LONDON (AP) -- British Prime Minister Boris Johnson faces a grilling from opponents in Parliament on Wednesday - and a more worrying threat from his own party's restive lawmakers, dozens of whom are plotting to oust him over a string of lockdown-flouting government parties.

Conservative legislators are judging whether to trigger a no-confidence vote in Johnson amid public anger over the “partygate” scandal. It's a stunning reversal of fortune for a politician who just over two years ago led the Conservatives to their biggest election victory in almost 40 years.

Johnson and loyal ministers were using a mix of pressure and promises in an effort to bring rebels back into line before they submit letters to a party committee calling for a vote of no confidence.

Under Conservative Party rules, a no-confidence vote in the party's leader can be triggered if 54 party lawmakers write letters to a party official demanding it.

So far only a handful of Conservative members of Parliament have openly called for Johnson to quit, though several dozen are believed to have submitted letters, including some legislators elected as part of a Johnson-led landslide in December 2019.

Conservative lawmaker Andrew Bridgen, who is calling for a change of leader, said he thought the 54-letter threshold would be reached “this week,” setting the stage for a confidence vote within days.

If Johnson lost a confidence vote among the party's 360 lawmakers, it would trigger a contest to replace him as Conservative leader. The winner would also become prime minister.

The weekly Prime Minister's Questions session in the House of Commons on Wednesday comes a week after Johnson apologized to lawmakers for attending a “bring your own booze” gathering in garden of his Downing Street offices in May 2020. At the time, people in Britain were barred from meeting more than one person outside their household to help curb the spread of the coronavirus.

Johnson said he had considered the party a work gathering that fell within the rules.

“I'm absolutely categorical, nobody said to me, `This is an event that is against the rules,”' Johnson said Tuesday.

Senior civil servant Sue Gray is investigating claims that government staff held late-night soirees, boozy parties and “wine time Fridays” while Britain was under coronavirus restrictions in 2020 and 2021. The allegations have spawned public anger, incredulity and mockery as well as prompted a growing number of Conservatives to call for Johnson's resignation.

Gray's report is expected to be published by the end of the month.

Johnson's apologies - in which he acknowledged “misjudgments” but did not personal rule-breaking - appear to have weakened, rather than strengthened, his position in the party.

He has urged his opponents to wait for Gray's verdict, though experts say there is a good chance the investigation will neither exonerate him nor conclude the prime minister broke the law.

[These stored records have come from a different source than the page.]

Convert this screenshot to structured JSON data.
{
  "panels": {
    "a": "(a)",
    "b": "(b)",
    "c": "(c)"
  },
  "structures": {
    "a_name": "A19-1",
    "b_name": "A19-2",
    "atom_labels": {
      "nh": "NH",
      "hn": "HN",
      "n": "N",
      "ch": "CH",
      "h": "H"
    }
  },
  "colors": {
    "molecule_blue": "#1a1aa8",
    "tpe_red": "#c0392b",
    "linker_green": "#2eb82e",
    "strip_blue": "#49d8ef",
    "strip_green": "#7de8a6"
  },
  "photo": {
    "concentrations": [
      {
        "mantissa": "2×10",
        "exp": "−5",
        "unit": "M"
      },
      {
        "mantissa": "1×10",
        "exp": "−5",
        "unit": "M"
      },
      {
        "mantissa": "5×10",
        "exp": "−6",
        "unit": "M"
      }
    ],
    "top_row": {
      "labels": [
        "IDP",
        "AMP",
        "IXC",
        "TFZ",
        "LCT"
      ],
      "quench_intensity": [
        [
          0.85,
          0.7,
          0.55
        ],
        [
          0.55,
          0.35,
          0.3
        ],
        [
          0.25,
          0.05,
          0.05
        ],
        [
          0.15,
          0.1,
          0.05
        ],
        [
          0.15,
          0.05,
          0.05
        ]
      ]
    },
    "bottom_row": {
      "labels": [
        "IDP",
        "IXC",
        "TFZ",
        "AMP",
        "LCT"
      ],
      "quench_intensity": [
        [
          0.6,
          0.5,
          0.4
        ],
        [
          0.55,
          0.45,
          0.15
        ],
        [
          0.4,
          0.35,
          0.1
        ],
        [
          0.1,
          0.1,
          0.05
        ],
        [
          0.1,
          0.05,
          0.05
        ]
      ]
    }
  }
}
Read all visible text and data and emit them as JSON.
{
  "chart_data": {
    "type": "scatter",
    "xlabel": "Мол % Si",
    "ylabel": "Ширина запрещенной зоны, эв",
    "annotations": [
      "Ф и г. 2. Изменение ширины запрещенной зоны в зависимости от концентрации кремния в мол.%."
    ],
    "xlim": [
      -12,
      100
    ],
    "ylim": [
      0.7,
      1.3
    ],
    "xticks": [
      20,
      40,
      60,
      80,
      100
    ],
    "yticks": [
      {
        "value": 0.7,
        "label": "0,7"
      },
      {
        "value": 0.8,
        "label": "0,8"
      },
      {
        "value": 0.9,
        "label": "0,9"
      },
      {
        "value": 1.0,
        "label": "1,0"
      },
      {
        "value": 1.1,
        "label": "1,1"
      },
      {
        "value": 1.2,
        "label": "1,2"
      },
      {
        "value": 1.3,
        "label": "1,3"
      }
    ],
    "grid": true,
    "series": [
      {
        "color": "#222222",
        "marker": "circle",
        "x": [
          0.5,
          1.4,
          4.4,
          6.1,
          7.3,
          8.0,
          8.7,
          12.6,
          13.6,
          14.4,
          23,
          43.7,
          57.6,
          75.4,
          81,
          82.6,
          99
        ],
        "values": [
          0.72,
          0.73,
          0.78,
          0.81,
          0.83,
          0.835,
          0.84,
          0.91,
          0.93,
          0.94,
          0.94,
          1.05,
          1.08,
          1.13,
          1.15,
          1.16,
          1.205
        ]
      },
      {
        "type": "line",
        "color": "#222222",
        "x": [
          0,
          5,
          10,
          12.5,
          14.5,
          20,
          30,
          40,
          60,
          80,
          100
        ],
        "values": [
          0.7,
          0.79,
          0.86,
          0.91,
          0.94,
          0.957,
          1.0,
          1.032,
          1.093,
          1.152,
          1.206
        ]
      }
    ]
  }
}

Even lawmakers who have backed Johnson say he would have to resign if he is found to have lied.

Armed Forces Minister James Heappey said members of the public were “absolutely furious.”

“I am angry, too,” Heappey told Times Radio, but added that “the prime minister has stood up at the despatch box and set out his version of events and apologized profusely to the British public.”

“I choose to believe what the prime minister has said. But I know that that's not good enough for many of my constituent,” he said.